Breaking News: House votes to enact credit card reform immediately
The House voted today to hasten the enactment of fresh rules for credit card companies after constituents complained of a drastic rise in interest rates and steep new fees.
The bill, approved 331-92, will force credit card companies to meet the terms of the new rules at once unless they agree to stop increasing interest rates and fees.
The bills chances in the Senate are weak; where several Senators worry that a short deadline would hurt the industry and limit the availability of already scare credit.
All the same, Wall Street seemed to take notice of the House’s vote, sending bank stocks tumbling in the last hour of trading today immediately following the House vote
Rep. Barney Frank, D-Mass., the chairman of the House Financial Services Committee, was quoting as saying “This is both real and a lesson to them”. Many feel this is a warning to the banks to back off their predatory practices.
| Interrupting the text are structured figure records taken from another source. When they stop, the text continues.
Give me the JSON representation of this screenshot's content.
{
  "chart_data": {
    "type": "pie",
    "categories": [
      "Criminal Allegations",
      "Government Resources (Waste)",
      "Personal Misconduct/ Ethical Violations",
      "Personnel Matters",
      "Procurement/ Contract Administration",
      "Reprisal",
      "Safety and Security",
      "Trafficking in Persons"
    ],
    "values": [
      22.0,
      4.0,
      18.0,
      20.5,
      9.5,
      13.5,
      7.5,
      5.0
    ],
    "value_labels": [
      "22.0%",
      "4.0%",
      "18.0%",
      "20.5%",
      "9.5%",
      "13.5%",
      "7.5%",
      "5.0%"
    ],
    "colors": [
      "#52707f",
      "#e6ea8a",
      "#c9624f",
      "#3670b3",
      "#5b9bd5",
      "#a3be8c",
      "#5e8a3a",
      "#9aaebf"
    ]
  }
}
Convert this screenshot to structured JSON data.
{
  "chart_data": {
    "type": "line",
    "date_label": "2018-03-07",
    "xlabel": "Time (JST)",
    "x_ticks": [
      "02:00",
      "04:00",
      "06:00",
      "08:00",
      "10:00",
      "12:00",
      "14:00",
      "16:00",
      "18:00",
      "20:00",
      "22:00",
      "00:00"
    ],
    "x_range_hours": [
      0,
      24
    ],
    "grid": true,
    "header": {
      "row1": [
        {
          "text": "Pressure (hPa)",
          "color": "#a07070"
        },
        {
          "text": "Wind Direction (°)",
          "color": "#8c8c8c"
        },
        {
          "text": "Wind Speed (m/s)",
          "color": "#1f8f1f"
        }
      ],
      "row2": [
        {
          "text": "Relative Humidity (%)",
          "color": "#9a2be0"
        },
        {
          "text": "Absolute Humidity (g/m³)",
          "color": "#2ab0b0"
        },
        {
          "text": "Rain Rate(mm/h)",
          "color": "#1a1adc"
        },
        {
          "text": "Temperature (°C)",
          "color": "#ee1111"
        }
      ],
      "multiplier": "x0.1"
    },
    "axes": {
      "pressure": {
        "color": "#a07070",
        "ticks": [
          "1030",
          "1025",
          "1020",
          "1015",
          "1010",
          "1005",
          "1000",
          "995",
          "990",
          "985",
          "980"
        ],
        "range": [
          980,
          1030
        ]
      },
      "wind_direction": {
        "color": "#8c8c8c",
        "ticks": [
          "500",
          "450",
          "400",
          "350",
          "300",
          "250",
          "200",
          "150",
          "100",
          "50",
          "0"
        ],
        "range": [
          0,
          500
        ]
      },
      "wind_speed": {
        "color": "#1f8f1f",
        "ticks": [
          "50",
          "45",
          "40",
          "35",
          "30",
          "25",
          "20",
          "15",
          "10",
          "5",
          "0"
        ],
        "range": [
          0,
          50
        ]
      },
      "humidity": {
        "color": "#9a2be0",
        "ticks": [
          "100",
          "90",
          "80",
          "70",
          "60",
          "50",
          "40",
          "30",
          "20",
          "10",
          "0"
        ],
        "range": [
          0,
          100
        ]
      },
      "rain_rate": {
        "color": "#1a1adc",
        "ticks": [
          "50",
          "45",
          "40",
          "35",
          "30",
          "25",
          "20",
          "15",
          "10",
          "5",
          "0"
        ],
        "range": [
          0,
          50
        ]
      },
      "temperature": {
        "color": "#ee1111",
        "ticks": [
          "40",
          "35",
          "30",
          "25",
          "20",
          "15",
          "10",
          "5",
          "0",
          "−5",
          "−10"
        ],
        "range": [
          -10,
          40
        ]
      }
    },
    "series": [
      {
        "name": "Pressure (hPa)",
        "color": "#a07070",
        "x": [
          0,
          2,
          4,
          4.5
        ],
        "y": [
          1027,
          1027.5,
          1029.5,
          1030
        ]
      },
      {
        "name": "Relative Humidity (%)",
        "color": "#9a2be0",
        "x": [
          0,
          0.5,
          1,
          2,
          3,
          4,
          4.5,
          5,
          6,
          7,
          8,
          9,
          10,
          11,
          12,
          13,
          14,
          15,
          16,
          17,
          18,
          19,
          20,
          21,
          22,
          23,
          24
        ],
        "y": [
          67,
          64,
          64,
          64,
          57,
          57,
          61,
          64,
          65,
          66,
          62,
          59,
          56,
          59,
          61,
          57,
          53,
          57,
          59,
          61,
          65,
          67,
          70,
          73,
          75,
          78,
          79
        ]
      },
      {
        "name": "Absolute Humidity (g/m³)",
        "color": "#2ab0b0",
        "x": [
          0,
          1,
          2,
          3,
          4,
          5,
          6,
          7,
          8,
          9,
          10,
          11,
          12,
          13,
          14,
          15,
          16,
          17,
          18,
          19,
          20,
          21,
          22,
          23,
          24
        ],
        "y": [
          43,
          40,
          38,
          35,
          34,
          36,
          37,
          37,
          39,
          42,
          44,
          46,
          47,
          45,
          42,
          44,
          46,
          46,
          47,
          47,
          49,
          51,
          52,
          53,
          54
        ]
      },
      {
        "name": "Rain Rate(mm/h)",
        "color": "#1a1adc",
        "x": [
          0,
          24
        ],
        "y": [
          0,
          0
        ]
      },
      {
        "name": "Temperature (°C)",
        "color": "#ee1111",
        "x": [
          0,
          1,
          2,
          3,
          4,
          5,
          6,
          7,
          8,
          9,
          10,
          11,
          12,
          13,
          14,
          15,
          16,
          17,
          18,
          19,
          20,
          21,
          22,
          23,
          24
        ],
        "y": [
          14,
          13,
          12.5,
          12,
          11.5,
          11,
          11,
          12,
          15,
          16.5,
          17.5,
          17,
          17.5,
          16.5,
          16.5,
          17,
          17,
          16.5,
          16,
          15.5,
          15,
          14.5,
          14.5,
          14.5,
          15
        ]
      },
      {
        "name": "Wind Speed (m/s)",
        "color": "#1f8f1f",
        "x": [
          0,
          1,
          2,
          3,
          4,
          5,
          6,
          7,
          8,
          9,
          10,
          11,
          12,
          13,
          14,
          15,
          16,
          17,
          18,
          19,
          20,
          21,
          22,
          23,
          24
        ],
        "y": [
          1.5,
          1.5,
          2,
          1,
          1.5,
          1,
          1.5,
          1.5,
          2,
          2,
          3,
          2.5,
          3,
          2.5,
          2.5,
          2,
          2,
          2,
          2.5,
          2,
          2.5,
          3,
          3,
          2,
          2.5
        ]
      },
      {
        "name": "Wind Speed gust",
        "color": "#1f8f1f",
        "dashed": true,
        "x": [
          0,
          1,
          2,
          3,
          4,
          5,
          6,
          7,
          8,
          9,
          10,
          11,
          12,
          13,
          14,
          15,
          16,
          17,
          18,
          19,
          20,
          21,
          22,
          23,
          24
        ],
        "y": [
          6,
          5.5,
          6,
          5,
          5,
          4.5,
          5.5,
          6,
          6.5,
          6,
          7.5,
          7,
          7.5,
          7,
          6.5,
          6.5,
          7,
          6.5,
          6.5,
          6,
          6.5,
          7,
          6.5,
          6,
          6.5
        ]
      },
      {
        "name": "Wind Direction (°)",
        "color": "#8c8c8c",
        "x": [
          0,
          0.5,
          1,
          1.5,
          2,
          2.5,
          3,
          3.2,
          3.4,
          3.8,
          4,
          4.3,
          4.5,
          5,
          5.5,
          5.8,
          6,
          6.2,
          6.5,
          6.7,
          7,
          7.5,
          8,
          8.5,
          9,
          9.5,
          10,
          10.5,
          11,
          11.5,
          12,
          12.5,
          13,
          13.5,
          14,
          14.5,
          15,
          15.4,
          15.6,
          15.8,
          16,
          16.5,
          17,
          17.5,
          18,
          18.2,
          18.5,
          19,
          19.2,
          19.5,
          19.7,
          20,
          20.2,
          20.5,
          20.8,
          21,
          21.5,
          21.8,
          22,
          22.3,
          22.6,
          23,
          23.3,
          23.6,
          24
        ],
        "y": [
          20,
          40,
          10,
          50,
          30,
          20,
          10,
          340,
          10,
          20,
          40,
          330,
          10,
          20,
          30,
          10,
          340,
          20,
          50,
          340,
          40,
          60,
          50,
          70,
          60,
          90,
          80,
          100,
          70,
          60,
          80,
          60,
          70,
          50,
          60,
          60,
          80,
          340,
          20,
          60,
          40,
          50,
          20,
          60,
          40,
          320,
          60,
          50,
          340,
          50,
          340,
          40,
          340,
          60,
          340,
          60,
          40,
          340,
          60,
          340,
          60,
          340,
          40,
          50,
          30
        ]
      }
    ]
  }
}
The Credit Card Reform Act was signed into law earlier this year and was designed to protect consumers by regulating interest rate increases, the issuance of cards to people under 21, and the way information and what information is presented in communications from lenders. The downside was many in the Senate felt the rules were too harsh, so the banks were given 9 months to prepare for the changes. Instead they used the 9 months to wring consumers dry while it was still legal. Recent studies have shove that interest rates have risen by 20% in the past year on average. It seems odd that the banks argued that they needed months to enact the new rules, but have the business agility to enact rate increases and credit limit reductions almost instantaneously.